WInd Farm Planning Tool

Adding data to the map, in particular when it comes to individual turbines has to be relatively quick and easy.  Actually adding turbines can be  quite cathartic, especially where the locations are easy. I’m adding the 40 or so turbines proposed for Strathy South in between writing this.

Proposed Strathy South Wind Turbines

It is a very simple point and click operation with the turbine data coming from the base project information, adding them to the map includes elevation and latitude / longitude along with the ability to modify the individual turbine in detail. ie it can be one of many all the same or unique. Projects and individual turbines are cross-referenced to a standard list of wind turbines each with their characteristics, so, rather than having to add to much detail, simply stating the turbine make and model is the cross reference to start, optimum and stop speeds along with data showing capacity and output based on wind speed.

Showing Calculated Wind Farm Output

Once the turbines are added, the map can then show calculated output for the project based on wind speed, actual and forecast that is downloaded routinely from the met office, in fact there is a growing history of wind strengths and direction for the UK that can be applied to the wind projects.

Test wind speeds can also be  applied to a wind farm.

Little Cheyne Court Wind Farm with forecast output and output test based on input wind speed

While I don’t have access to real output based on wind speed, the software to develop a balancing factor based on real output taking into account turbine characteristics, elevation, wind speed and direction would be fairly straightforward.

Wind Farm Forecasting Tool

Which means that it would be equally straightforward to develop a virtual wind farm with any number and type of turbine, then apply test wind speeds giving a realistic view of what the output might be throughout the year.

The additional benefit would be the “virtual” wind farm can be seen in the context of existing wind farms close by. Any dwellings, roads and other structures can be seen, and using either or all of OS maps, Google maps and satellite views, the impact can be easily seen.

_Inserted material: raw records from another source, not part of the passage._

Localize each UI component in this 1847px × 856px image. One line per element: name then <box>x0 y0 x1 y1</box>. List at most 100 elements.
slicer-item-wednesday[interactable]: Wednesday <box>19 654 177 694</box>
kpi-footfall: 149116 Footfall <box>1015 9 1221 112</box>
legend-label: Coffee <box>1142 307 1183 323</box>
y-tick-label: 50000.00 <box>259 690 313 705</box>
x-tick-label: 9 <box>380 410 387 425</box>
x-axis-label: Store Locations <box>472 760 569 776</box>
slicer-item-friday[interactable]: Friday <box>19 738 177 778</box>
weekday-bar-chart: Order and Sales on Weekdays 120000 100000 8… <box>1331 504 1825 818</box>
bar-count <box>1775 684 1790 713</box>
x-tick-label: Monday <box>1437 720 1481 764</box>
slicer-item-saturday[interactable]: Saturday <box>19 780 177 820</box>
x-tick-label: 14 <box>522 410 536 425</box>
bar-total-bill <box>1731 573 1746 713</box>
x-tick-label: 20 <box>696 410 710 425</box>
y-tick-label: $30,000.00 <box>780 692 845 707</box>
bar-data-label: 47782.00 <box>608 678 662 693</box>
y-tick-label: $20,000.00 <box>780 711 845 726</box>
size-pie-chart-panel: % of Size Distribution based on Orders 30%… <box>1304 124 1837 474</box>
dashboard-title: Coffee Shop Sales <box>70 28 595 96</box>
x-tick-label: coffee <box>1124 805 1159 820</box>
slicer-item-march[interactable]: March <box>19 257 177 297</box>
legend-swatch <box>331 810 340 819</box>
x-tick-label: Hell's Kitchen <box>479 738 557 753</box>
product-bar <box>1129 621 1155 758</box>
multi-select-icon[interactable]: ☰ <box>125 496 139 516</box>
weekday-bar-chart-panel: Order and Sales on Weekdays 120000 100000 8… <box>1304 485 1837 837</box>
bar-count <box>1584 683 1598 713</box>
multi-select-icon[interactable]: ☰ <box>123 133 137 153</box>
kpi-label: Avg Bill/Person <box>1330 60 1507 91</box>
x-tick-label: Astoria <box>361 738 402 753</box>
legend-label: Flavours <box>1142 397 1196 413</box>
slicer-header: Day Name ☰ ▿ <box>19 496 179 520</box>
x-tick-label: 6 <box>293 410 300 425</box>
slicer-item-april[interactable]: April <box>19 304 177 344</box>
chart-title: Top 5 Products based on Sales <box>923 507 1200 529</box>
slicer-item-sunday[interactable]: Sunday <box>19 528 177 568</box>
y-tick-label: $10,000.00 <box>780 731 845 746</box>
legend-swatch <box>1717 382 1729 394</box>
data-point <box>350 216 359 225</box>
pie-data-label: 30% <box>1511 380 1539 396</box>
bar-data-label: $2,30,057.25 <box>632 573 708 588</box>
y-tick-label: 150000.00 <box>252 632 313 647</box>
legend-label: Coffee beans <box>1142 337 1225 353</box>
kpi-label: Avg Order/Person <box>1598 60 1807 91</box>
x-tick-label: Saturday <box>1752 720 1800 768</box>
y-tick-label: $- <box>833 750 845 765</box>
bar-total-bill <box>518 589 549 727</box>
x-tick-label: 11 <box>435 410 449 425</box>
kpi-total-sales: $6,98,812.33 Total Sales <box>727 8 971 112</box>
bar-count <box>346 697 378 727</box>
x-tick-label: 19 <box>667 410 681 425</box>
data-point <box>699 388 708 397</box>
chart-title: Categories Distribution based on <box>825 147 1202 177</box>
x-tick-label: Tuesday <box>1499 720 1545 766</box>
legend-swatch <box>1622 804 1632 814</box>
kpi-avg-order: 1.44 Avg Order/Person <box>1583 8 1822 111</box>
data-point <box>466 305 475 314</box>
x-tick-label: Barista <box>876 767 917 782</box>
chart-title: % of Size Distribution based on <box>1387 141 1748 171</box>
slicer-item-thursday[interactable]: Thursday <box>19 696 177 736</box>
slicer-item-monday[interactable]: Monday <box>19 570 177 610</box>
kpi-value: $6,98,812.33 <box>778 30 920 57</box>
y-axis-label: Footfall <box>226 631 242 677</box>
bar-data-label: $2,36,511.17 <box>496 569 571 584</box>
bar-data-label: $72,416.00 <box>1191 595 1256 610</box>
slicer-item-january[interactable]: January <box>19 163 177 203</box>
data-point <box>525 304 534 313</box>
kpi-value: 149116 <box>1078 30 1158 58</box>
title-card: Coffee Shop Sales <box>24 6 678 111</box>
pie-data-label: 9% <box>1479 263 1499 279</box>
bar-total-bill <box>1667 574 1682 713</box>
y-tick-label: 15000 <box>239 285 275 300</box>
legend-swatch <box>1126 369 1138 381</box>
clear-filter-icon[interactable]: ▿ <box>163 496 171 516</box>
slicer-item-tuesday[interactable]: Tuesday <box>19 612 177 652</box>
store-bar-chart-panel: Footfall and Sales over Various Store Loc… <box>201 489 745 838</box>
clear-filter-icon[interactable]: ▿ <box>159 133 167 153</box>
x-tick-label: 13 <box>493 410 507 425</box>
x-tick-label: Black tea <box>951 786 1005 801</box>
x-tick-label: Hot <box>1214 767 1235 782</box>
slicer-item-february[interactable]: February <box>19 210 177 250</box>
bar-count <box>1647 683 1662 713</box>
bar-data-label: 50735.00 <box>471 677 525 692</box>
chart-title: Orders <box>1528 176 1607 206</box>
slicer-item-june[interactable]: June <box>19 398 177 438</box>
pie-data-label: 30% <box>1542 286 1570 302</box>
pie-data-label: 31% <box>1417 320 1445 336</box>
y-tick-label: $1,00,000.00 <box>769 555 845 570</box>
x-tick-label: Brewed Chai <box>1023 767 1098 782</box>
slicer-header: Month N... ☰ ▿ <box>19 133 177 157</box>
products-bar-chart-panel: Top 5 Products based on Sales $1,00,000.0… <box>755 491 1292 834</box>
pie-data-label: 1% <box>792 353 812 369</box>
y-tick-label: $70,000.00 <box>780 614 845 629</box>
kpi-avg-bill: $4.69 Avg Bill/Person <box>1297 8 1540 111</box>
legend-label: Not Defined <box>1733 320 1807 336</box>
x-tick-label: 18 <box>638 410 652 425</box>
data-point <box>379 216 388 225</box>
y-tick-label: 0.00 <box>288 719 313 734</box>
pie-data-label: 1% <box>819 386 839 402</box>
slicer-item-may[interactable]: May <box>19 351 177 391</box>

If this is a wind farm that is going to go into the “proposed” or planning stage, the farm can be easily publicised showing the real proposal rather than a variation proposed by the anti lobby gaining credence.

I haven’t got to the point of showing the wind farms and turbines as an elevation with the correct sizes, but again, that is just a matter of coding, the location and elevation data is stored.

How easy would this be and how would it work in practice?

At the time of writing, the detail has to be developed, however the hard part of the software is complete and used routinely.

Screen shot of turbine entry routine: point ;add; save; point; add; save

Screen shot of turbine entry routine: add; point ;save;  add;point; save

I would see a relatively simple routine whereby a developer using the renewables map in the manner proposed above would have their own password protected login.

They would then be able to create projects in exactly the same way as renewable energy projects that are in the public domain are created, however they would be tagged as private to that login, maybe access limited to an IP?

The created project would then exist within the database under the control of the user, it might be left as a private project, modified so it was made public and part of the map or maybe public but only through a particular URL? Maybe deleted.

How much would this sort of thing cost?

Judging by other projects I have been involved in, ask for a quote from a consultant for much the same, then take a zero off!